UNOC 2025 : repenser le rôle et la place des Outre-mer

La troisième Conférence des Nations unies sur l’océan est l’occasion de mettre en lumière les enjeux de l’outre-mer en lien avec les changements globaux en cours. Pour cela, il est utile de commencer par remettre en question la notion même d’« outre-mer ». Dans ce contexte, une nouvelle vision portée par les peuples océaniques appelle à considérer les terres émergées et les mers qui les entourent comme un tout.

Le président de la Polynésie française Moetai Brotherson, invité par la Chaire Outre-mer & Changements globaux à Sciences Po le 12 juin 2025. (crédits : Clara Dufour / Sciences Po)

Un article de Camille Mazé-Lambrechts, directrice de recherche CNRS au CEVIPOF et titulaire de la Chaire Outre-mer & Changements globaux, Florent Parmentier, enseignant et secrétaire général du CEVIPOF, ainsi que de Jordan Hairabedian, Mathieu Rateau et Loup Lamazou, tous trois assistants de recherche pour la Chaire Outre-mer & Changements globaux. Cette analyse a été initialement publiée par notre partenaire The Conversation.


La troisième Conférence des Nations unies sur l’océan (Unoc 3), qui se déroule cette année à Nice, a été ouverte par des déclarations fortes de la part des peuples de l’océan. Des leaders des territoires ultramarins français et des représentants des peuples autochtones comme des petits États insulaires du Pacifique se mobilisent. L’occasion de questionner leur rôle politique actuel dans la vision et la régulation de l’océan.
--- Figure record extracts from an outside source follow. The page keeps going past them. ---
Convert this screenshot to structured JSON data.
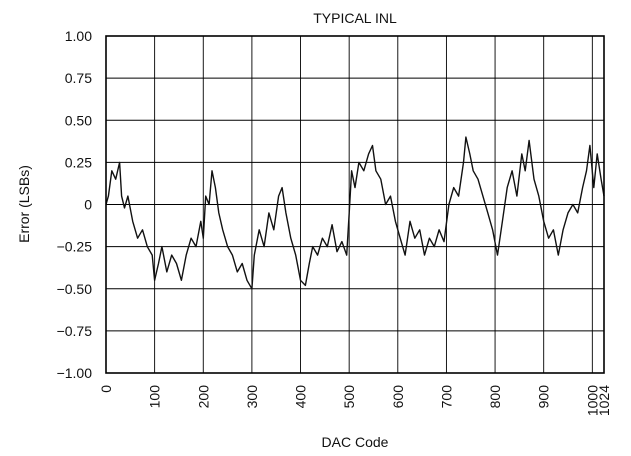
{
  "chart_data": {
    "type": "line",
    "title": "TYPICAL INL",
    "xlabel": "DAC Code",
    "ylabel": "Error (LSBs)",
    "xlim": [
      0,
      1024
    ],
    "ylim": [
      -1.0,
      1.0
    ],
    "grid": true,
    "y_ticks": [
      1.0,
      0.75,
      0.5,
      0.25,
      0,
      -0.25,
      -0.5,
      -0.75,
      -1.0
    ],
    "y_tick_labels": [
      "1.00",
      "0.75",
      "0.50",
      "0.25",
      "0",
      "−0.25",
      "−0.50",
      "−0.75",
      "−1.00"
    ],
    "x_ticks": [
      0,
      100,
      200,
      300,
      400,
      500,
      600,
      700,
      800,
      900,
      1000,
      1024
    ],
    "x_tick_labels": [
      "0",
      "100",
      "200",
      "300",
      "400",
      "500",
      "600",
      "700",
      "800",
      "900",
      "1000",
      "1024"
    ],
    "series": [
      {
        "x": [
          0,
          5,
          12,
          20,
          28,
          32,
          38,
          45,
          55,
          65,
          75,
          85,
          95,
          100,
          108,
          115,
          125,
          135,
          145,
          155,
          165,
          175,
          185,
          195,
          200,
          205,
          212,
          218,
          225,
          232,
          240,
          250,
          260,
          270,
          280,
          290,
          300,
          305,
          315,
          325,
          335,
          345,
          355,
          362,
          370,
          380,
          390,
          400,
          410,
          418,
          425,
          435,
          445,
          455,
          465,
          475,
          485,
          495,
          500,
          505,
          512,
          520,
          530,
          540,
          548,
          555,
          565,
          575,
          585,
          595,
          605,
          615,
          625,
          635,
          645,
          655,
          665,
          675,
          685,
          695,
          705,
          715,
          725,
          735,
          740,
          748,
          755,
          765,
          775,
          785,
          795,
          805,
          815,
          825,
          835,
          845,
          855,
          862,
          870,
          880,
          890,
          900,
          910,
          920,
          930,
          940,
          950,
          960,
          970,
          980,
          988,
          995,
          1003,
          1010,
          1018,
          1024
        ],
        "y": [
          0.0,
          0.05,
          0.2,
          0.15,
          0.25,
          0.05,
          -0.02,
          0.05,
          -0.1,
          -0.2,
          -0.15,
          -0.25,
          -0.3,
          -0.45,
          -0.35,
          -0.25,
          -0.4,
          -0.3,
          -0.35,
          -0.45,
          -0.3,
          -0.2,
          -0.25,
          -0.1,
          -0.2,
          0.05,
          0.0,
          0.2,
          0.1,
          -0.05,
          -0.15,
          -0.25,
          -0.3,
          -0.4,
          -0.35,
          -0.45,
          -0.5,
          -0.3,
          -0.15,
          -0.25,
          -0.05,
          -0.15,
          0.05,
          0.1,
          -0.05,
          -0.2,
          -0.3,
          -0.45,
          -0.48,
          -0.35,
          -0.25,
          -0.3,
          -0.2,
          -0.25,
          -0.12,
          -0.28,
          -0.22,
          -0.3,
          -0.05,
          0.2,
          0.1,
          0.25,
          0.2,
          0.3,
          0.35,
          0.2,
          0.15,
          0.0,
          0.05,
          -0.1,
          -0.2,
          -0.3,
          -0.1,
          -0.2,
          -0.15,
          -0.3,
          -0.2,
          -0.25,
          -0.15,
          -0.22,
          0.0,
          0.1,
          0.05,
          0.25,
          0.4,
          0.3,
          0.2,
          0.15,
          0.05,
          -0.05,
          -0.15,
          -0.3,
          -0.1,
          0.1,
          0.2,
          0.05,
          0.3,
          0.2,
          0.38,
          0.15,
          0.05,
          -0.1,
          -0.2,
          -0.15,
          -0.3,
          -0.15,
          -0.05,
          0.0,
          -0.05,
          0.1,
          0.2,
          0.35,
          0.1,
          0.3,
          0.15,
          0.05
        ]
      }
    ]
  }
}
En matière de protection des océans, l’un des objectifs internationaux est de protéger 30 % des écosystèmes marins dans le monde (notamment via des aires marines protégées, ou AMP) à l’horizon 2030. Officiellement, la France affiche un taux de protection de 33 %, mais dans les faits, les AMP françaises ne bénéficient pas d’un niveau de protection suffisamment fort. Selon l’association de protection des océans Bloom, moins de 1 % des eaux marines hexagonales le seraient réellement, notamment du fait des autorisations de chalutage de fond dans celles-ci.

Les scientifiques et peuples autochtones réunis à l’Unoc font ainsi porter leurs voix pour réguler et limiter la pêche industrielle et l’exploitation minière des fonds marins, avec des pratiques moins invasives et en garantissant l’accès aux ressources pour les populations locales.

Là où les premiers mobilisent la science, les autres rappellent la primauté du lien à l’océan. Celui-ci peut aussi relever des domaines de la spiritualité, de la famille, du clan voire de l’intime. C’est pour accompagner les territoires ultramarins dans la transformation vers la soutenabilité que s’est construite la nouvelle chaire Outre-mer et changements globaux (Chaire OMEGA) à Sciences Po. Son objectif : identifier les leviers et les blocages à cette transformation, en analysant les discours et les pratiques, les mobilisations collectives, les résistances et les opérations politiques en lien avec les données scientifiques. Des enjeux clés dans le contexte de la conférence onusienne.

La vision holistique des peuples ultramarins

Porté par le Sénat coutumier et les huit aires coutumières de Nouvelle-Calédonie, le groupe de travail Vision kanak de l’Océan a ainsi publié, à l’occasion du sommet, un document développant sa conception holistique de l’océan.

Elle ne sépare pas l’humain du milieu océanique et des espèces qui y vivent, à l’image de la vision polynésienne et plus largement océanienne. La mer, associée au commencement de la vie et à la mort, y est vue comme lieu d’accueil des âmes des défunts, et comme trait d’union entre les humains et les non-humains. Cette vision est à l’origine de pratiques plus régénératives et respectueuses de l’océan et de ses habitants.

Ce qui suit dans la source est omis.